– Мне идти за тобой?

– Мяу!

Маркус опасливо огляделся. Слава богу, поблизости не было никого, кто мог бы увидеть, чем он занимается. Кошка свернула за угол. Маркус постоял немного, но, решив, что терять ему нечего, пошел за Поппи. Она повела его мимо пристройки с односкатной крышей – там, наверное, раньше держали лошадь, и дальше через калитку в сад.

– Чертов плющ, – пробормотал он, с опаской глядя на ощетинившийся колючками куст, в который едва не угодил головой. Плющ так разросся, что тропинка стала непроходимой. Освобождая ноги от намотавшихся на них побегов, Маркус мысленно внес расчистку тропинки в список первоочередных задач, какие должен поставить перед Эмметом. Поппи сидела возле двери на кухню и вылизывала лапы.

Маркус проделал остаток пути, внимательно глядя под ноги, чтобы не упасть, переступая через густо переплетенные побеги.

– Ты считаешь, что мне следует постучать и в эту дверь тоже? – спросил он у кошки.

Поппи молчала, словно не могла поверить, что на свете бывают такие тупые создания.

– Понятно. Думаю, ты меня поэтому сюда и привела.

Кошка чихнула и продолжила умываться, на сей раз занявшись ушами. Маркус постучал, но вновь не получил ответа. Собственно, иного он и не ждал.

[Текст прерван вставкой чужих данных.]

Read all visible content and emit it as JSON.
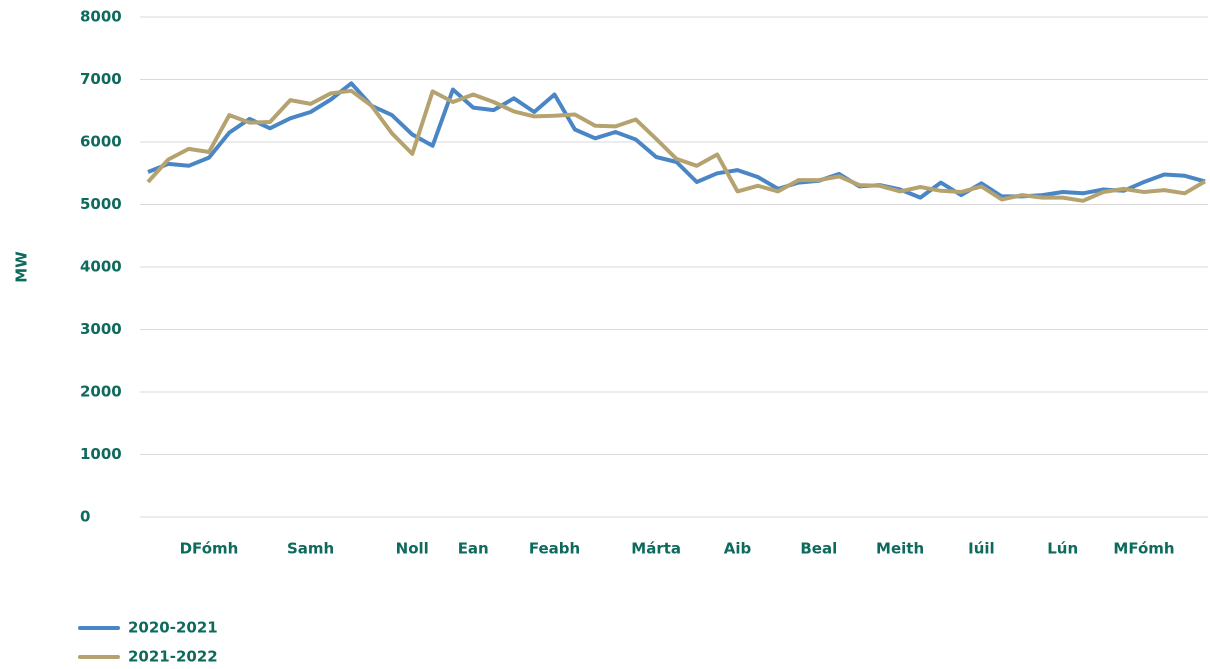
{
  "chart_data": {
    "type": "line",
    "ylabel": "MW",
    "categories": [
      null,
      null,
      null,
      "DFómh",
      null,
      null,
      null,
      null,
      "Samh",
      null,
      null,
      null,
      null,
      "Noll",
      null,
      null,
      "Ean",
      null,
      null,
      null,
      "Feabh",
      null,
      null,
      null,
      null,
      "Márta",
      null,
      null,
      null,
      "Aib",
      null,
      null,
      null,
      "Beal",
      null,
      null,
      null,
      "Meith",
      null,
      null,
      null,
      "Iúil",
      null,
      null,
      null,
      "Lún",
      null,
      null,
      null,
      "MFómh",
      null,
      null,
      null
    ],
    "series": [
      {
        "name": "2020-2021",
        "color": "#4a86c5",
        "values": [
          5520,
          5650,
          5620,
          5750,
          6150,
          6370,
          6220,
          6380,
          6480,
          6680,
          6940,
          6580,
          6430,
          6120,
          5940,
          6840,
          6550,
          6510,
          6700,
          6480,
          6760,
          6200,
          6060,
          6160,
          6040,
          5760,
          5680,
          5360,
          5500,
          5550,
          5440,
          5250,
          5350,
          5380,
          5490,
          5290,
          5310,
          5240,
          5110,
          5350,
          5150,
          5340,
          5130,
          5130,
          5150,
          5200,
          5180,
          5240,
          5220,
          5360,
          5480,
          5460,
          5370
        ]
      },
      {
        "name": "2021-2022",
        "color": "#b5a36f",
        "values": [
          5360,
          5720,
          5890,
          5840,
          6430,
          6310,
          6320,
          6670,
          6610,
          6780,
          6820,
          6580,
          6140,
          5810,
          6810,
          6640,
          6760,
          6640,
          6490,
          6410,
          6420,
          6440,
          6260,
          6250,
          6360,
          6050,
          5730,
          5620,
          5800,
          5210,
          5300,
          5210,
          5390,
          5390,
          5450,
          5310,
          5300,
          5210,
          5280,
          5220,
          5200,
          5290,
          5080,
          5150,
          5110,
          5110,
          5060,
          5200,
          5250,
          5200,
          5230,
          5180,
          5370
        ]
      }
    ],
    "ylim": [
      0,
      8000
    ],
    "yticks": [
      0,
      1000,
      2000,
      3000,
      4000,
      5000,
      6000,
      7000,
      8000
    ],
    "grid": true,
    "legend": "bottom-left"
  }
}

– Видишь? Эта дверь ничем не лучше той, что с противоположной стороны. Я бы сказал, эта дверь даже хуже. Чтобы подойти к парадной двери, мне не пришлось рисковать жизнью.

Поппи зевнула.

– Итак, у тебя есть еще какие-нибудь блестящие идеи?

Да, плохи его дела. Сейчас он беседует с кошкой, а что потом? Станет вести диспуты с собакой?

Поппи уставилась на замок.

– Никого нет дома, я же тебе говорил.

Поппи мяукнула, поднялась на задние лапы и принялась скрести замок передними.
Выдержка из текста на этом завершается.